Sanità, l’emodinamica di Santa Corona aperta h24. Viale: “Vittoria del territorio”

Sanità, l’emodinamica di Santa Corona aperta h24. Viale: “Vittoria del territorio”
“Nel nostro programma di governo abbiamo come priorità la difesa dei territori anche dai tagli paventati dal Governo”
Regione. “La riapertura, attesa da mesi, del servizio di piena operatività di emodinamica all’ospedale Santa Corona di Pietra Ligure è motivo di grande soddisfazione perché certifica la vittoria di una battaglia di buon senso condotta dal territorio del comprensorio pietrese per la salute di tutti i cittadini”.
A dichiararlo è Sonia Viale, vicepresidente della giunta e assessore regionale alla salute, che aggiunge: “Nel nostro programma di governo abbiamo come priorità la difesa dei territori anche dai tagli paventati dal Governo”.
A dare il “la” alla vicenda relativa alla riapertura dell’emodinamica del Santa Corona anche nelle ore notturne era stata la denuncia di Ingrid Petani, sessantenne di Borghetto che a giugno dello scorso anno aveva pubblicato su Facebook un messaggio: “Attenzione a non farvi venire un infarto di notte, perché l’unico ospedale con un reparto di emodinamica operativo per 24 ore su 24 è quello dell’ospedale di Savona e per arrivarci possono volerci anche due ore perché l’automedica non è sempre disponibile”.
La protesta nasceva da un lutto famigliare: suo marito Sergio Nardulli era morto a 61 anni il 23 aprile, dopo essere stato colpito da un attacco di cuore alle tre di notte del 13 aprile. “La croce bianca di Borghetto lo ha trasportato a Santa Corona, ma con il reparto chiuso per la notte l’unica cosa che i paramedici hanno potuto fare è stato trasferirlo all’ospedale San Paolo – raccontava Ingrid Petani – A Savona, però, è arrivato due ore dopo perché l’automedicale non era subito disponibile. Al San Paolo ha avuto altri due arresti che lo hanno costretto a stare in rianimazione per quattro giorni. In seguito è stato trasferito in terapia intensiva. Dopo cinque o sei giorni ha iniziato a dare segni di ripresa. Il 22 aprile gli hanno comunicato che il mattino successivo lo avrebbero sottoposto a coronografia. Dopo l’esame Sergio se ne è andato”.
Per la donna a giocare un ruolo determinante erano state la chiusura notturna dell’emodinamica e la distanza tra i due ospedali: “Al Santa Corona abbiamo ottimi cardiologi che sono in grado di salvare vite umane, se solo avessero la possibilità di farlo. Mio marito non ce l’ha fatta e se non si fa qualcosa chi di noi dovesse avere bisogno di un intervento immediato di notte sarebbe costretto ad andare a Savona”.

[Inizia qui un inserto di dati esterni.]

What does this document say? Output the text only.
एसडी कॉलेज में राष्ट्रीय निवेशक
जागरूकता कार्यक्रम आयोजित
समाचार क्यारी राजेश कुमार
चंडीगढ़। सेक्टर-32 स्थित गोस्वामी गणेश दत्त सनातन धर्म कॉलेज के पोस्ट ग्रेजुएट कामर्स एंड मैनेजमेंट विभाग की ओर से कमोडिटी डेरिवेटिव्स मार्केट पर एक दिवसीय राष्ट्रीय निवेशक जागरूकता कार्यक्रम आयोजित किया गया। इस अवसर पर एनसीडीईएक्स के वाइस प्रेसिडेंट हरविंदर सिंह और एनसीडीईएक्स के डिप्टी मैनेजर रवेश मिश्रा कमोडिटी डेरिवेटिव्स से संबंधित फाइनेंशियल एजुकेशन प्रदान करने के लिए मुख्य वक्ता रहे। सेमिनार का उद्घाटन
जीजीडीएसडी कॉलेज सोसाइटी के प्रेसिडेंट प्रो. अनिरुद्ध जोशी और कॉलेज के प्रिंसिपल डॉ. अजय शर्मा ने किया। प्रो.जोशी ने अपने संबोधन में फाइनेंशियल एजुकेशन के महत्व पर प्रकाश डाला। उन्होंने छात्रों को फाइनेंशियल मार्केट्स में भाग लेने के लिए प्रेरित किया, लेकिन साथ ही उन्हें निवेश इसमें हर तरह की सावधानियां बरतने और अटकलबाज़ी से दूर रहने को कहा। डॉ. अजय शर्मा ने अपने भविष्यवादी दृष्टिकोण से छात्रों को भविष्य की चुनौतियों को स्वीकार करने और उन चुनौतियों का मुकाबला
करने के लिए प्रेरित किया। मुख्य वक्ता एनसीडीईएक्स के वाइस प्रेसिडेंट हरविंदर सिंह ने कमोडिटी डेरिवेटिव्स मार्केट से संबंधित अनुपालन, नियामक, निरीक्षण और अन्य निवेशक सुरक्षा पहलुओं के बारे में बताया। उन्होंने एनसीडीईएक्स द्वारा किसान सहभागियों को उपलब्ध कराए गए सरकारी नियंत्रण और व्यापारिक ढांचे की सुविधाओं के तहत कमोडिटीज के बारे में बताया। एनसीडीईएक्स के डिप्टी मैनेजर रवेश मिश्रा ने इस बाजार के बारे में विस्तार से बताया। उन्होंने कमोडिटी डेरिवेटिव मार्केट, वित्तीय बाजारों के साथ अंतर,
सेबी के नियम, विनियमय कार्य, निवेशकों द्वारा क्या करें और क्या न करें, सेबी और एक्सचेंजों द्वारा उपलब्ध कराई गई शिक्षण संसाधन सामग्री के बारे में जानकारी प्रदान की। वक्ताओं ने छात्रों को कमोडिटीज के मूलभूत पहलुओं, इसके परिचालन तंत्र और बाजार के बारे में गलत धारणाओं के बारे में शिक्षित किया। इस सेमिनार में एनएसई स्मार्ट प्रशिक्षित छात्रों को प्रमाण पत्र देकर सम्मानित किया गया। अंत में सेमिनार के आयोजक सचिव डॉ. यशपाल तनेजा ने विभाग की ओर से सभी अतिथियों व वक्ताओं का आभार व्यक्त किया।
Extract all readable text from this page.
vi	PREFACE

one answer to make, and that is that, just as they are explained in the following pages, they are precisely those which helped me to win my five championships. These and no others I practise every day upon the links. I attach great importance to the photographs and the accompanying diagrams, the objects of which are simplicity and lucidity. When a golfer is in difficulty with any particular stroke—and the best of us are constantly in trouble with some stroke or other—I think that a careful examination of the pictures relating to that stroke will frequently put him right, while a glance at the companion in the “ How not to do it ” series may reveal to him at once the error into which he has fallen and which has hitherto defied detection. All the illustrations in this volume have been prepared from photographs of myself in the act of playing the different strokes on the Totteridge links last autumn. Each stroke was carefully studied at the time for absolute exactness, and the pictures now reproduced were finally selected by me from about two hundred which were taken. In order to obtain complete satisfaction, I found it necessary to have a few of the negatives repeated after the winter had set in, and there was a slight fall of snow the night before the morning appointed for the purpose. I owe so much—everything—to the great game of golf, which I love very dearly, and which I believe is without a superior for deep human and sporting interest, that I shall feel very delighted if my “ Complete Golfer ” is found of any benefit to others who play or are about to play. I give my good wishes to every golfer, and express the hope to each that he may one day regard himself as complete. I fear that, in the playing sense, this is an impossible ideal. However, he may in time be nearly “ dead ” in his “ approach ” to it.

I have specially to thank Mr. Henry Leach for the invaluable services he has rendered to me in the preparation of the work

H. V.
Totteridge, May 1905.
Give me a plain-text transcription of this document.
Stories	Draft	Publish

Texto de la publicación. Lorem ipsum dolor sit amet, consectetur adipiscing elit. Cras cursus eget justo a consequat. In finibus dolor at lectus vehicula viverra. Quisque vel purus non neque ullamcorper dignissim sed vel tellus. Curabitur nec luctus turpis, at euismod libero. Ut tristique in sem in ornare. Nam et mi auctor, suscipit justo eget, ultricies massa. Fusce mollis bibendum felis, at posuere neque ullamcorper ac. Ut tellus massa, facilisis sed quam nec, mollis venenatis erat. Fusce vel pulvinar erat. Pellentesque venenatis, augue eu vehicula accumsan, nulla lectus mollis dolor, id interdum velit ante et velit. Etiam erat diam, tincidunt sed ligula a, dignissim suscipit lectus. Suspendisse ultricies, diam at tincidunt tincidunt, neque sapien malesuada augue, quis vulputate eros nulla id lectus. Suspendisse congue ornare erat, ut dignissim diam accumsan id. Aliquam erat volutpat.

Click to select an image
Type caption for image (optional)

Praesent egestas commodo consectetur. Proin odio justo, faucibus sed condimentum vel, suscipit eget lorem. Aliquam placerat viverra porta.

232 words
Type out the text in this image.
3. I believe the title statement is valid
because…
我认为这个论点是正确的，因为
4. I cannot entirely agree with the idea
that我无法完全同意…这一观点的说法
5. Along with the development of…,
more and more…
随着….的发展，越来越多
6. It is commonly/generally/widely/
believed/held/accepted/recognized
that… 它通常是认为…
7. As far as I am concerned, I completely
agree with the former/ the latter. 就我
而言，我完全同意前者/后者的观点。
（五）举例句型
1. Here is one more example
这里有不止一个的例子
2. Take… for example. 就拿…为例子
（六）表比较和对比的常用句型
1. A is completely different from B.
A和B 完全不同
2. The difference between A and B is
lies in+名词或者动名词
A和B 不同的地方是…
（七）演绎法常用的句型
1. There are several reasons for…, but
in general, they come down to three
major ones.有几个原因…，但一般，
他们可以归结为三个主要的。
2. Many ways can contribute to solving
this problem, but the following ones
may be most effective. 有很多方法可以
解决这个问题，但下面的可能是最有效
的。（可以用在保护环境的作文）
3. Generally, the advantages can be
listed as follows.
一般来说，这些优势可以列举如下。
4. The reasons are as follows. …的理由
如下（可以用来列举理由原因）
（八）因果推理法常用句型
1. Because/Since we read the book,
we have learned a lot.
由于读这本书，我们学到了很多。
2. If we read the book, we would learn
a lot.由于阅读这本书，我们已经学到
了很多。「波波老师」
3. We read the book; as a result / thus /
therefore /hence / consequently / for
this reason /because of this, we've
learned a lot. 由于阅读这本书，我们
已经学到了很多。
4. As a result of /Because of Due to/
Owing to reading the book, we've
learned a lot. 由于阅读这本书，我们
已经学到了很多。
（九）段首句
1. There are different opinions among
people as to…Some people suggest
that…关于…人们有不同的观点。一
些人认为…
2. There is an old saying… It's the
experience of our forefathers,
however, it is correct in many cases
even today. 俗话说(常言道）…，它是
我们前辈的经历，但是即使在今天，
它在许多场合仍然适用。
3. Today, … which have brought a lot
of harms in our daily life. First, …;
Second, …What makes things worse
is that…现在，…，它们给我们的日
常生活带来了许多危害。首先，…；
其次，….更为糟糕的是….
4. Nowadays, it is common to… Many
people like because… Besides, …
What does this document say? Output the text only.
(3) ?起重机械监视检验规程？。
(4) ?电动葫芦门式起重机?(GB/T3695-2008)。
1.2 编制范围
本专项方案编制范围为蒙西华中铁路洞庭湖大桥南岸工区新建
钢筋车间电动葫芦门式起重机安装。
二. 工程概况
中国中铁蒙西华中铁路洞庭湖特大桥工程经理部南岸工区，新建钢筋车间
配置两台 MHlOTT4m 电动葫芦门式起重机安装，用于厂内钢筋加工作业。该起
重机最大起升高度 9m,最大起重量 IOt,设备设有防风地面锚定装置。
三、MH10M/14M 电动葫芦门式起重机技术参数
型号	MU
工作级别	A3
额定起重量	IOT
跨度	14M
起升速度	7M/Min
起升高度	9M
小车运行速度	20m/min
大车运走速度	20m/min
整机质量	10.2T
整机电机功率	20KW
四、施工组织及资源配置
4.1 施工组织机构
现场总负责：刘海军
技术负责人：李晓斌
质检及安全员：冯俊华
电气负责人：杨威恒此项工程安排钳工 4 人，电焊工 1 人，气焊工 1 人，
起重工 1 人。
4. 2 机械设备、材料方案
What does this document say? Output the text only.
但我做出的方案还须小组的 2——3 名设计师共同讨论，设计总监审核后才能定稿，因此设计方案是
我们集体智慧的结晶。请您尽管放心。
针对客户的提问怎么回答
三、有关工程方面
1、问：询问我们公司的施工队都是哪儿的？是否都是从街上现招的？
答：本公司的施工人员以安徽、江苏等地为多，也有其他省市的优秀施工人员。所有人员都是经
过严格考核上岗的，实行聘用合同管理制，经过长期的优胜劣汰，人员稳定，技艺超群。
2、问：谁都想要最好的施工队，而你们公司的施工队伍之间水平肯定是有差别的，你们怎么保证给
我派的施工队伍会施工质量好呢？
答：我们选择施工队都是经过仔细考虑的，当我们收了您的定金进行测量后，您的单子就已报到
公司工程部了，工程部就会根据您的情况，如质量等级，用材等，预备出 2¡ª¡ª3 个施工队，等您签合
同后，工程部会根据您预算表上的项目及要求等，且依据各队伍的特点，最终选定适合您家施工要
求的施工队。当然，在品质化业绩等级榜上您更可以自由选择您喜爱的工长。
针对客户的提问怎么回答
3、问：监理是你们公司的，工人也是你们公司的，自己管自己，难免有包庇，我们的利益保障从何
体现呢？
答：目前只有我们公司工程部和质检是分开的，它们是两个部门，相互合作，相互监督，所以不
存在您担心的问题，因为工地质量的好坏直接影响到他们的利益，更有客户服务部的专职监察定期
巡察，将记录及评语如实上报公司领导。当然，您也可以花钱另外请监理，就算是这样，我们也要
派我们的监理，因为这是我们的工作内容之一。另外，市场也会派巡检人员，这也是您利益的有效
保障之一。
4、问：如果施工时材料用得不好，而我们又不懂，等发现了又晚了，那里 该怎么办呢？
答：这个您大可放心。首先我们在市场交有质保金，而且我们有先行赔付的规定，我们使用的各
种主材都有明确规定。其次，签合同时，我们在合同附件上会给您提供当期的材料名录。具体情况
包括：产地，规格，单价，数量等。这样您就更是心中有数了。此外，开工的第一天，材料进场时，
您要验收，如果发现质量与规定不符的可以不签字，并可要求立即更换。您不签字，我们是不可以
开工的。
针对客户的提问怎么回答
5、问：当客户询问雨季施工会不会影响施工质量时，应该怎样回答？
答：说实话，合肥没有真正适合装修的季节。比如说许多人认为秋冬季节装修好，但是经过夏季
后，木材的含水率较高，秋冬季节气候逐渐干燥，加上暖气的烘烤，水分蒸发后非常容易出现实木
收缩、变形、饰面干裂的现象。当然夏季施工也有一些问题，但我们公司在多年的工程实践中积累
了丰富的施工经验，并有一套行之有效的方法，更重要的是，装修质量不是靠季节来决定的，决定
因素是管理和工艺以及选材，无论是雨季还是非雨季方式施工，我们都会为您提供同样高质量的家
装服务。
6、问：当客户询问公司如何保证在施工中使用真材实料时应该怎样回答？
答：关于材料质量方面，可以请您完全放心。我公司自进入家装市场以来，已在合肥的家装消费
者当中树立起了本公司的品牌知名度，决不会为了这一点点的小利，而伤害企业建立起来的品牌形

Dopo l’iniziale interessamento di Marco Melgrati e di Roberta Gasco di Forza Italia, la questione della riapertura dell’emodinamica pietrese era diventata una battaglia bipartisan: anche l’ex capogruppo del Pd Nino Miceli, infatti, aveva chiesto all’allora assessore regionale alla sanità Claudio Montaldo di fare il possibile per ripristinare la piena funzionalità del reparto. Contemporaneamente, comitati e gruppi di cittadini come di tutta la provincia avevano dato vita ad una raccolta-firme che era stata sottoscritta da centinaia di persone.
A distanza di un anno da quelle iniziative, il reparto ora è pronto a lavorare a pieno regime.